Weltweit feiern die  Werktätigen heute den Kampftag der Arbeiterklasse. Am 5. Mai hat Karl Marx Geburtstag , der Mann, dem die Arbeiterklasse die Einsicht in die Bedingungen sowohl der kapitalistischen Ausbeutung als ihrer Überwindung verdankt. Ich unterbreite den Vorschlag: weltweit die Zeit vom 1. bis 5. Mai zur arbeitsfreien Kampfwoche zu erklären, bei vollem Lohnausgleich. Der Kalender der Arbeiterklasse ist heute in Europa weitgehend „christlich-abendländisch“ geprägt (Ostern, Pfingsten, Christi Himmelfahrt und allerlei weiteren mittelalterlichem Spuk…) . Zerschlagen wir diese ganze Verdummungsorgie der herrschenden Kapitalistenklasse, die ohne religiösen Fusel nicht auskommt, dies um so mehr, als immer mehr die Verbrechen der klerikalen Kinderschänder aus den mittelalterlichen Folterschulen und Dunkelkammern ans Tageslicht kommen. Die bürgerlichen Massenmedien vertuschen hier, dass es sich vor allem um Söhne und Töchter der Arbeiterklasse handelt, an denen der parasitäre Klerus seine Verbrechen begeht.Die Bestrafung der klerikalen Dunkelmänner kann die Arbeiterklasse denn auch keineswegs einer Handvoll selbst mit dem Rauschgift Religion vollgepumpter bürgerlicher Staatsanwälte überlassen.

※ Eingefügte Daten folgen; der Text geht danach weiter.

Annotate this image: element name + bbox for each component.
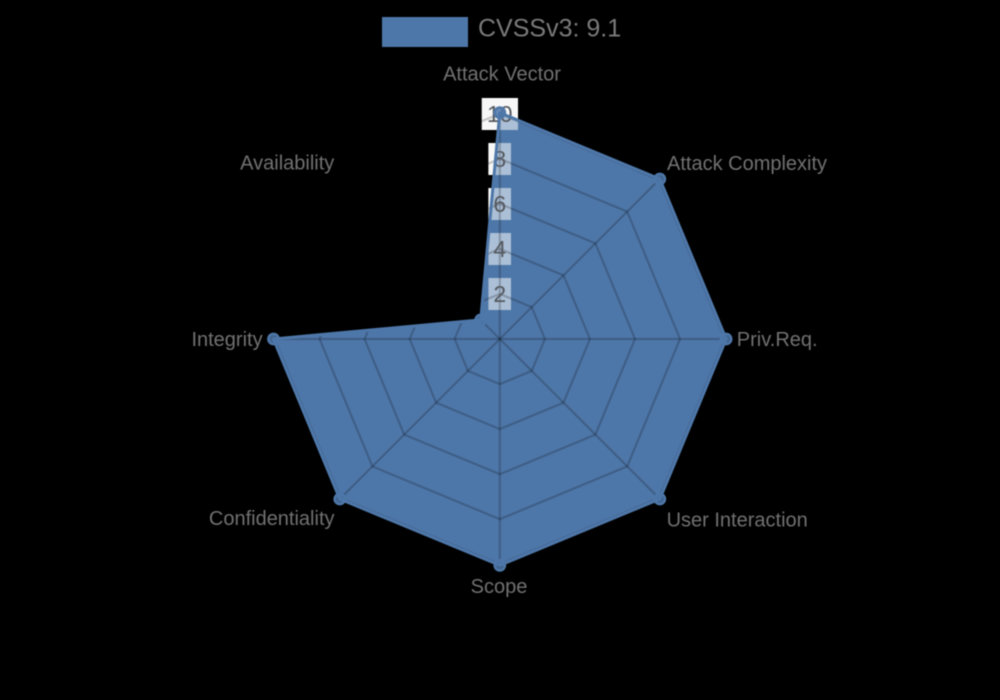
svg-text:CVSSv3: 9.1: CVSSv3: 9.1 <box>478 15 621 43</box>
svg-text:4: 4 <box>493 236 506 262</box>
svg-text:Availability: Availability <box>240 153 334 175</box>
svg-text:Integrity: Integrity <box>191 329 262 351</box>
svg-text:Scope: Scope <box>471 576 528 598</box>
svg-text:User Interaction: User Interaction <box>667 510 808 532</box>
svg-text:Attack Complexity: Attack Complexity <box>667 153 827 175</box>
svg-text:Priv.Req.: Priv.Req. <box>737 329 818 351</box>
svg-text:6: 6 <box>493 191 506 217</box>
svg-text:Attack Vector: Attack Vector <box>443 64 561 86</box>
svg-text:Confidentiality: Confidentiality <box>209 508 335 530</box>
svg-text:2: 2 <box>493 281 506 307</box>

Just zu diesem Zeitpunkt erlaubt der DGB (Sebastian Wertmüller) bei der Maikundgebung auf dem Klagesmarkt in Hannover ein Aktionszelt der christlichen Kirchen (in das wohl weitere Minderjährige zu allerchristlichsten Aktionen gelockt werden sollen), verbietet aber einen Stand der MLPD. 1.Indeß ist der Klerus nicht der einzige parasitäre Stand, der sich bei den Maifeierlichkeiten der Arbeiterklasse zeigt.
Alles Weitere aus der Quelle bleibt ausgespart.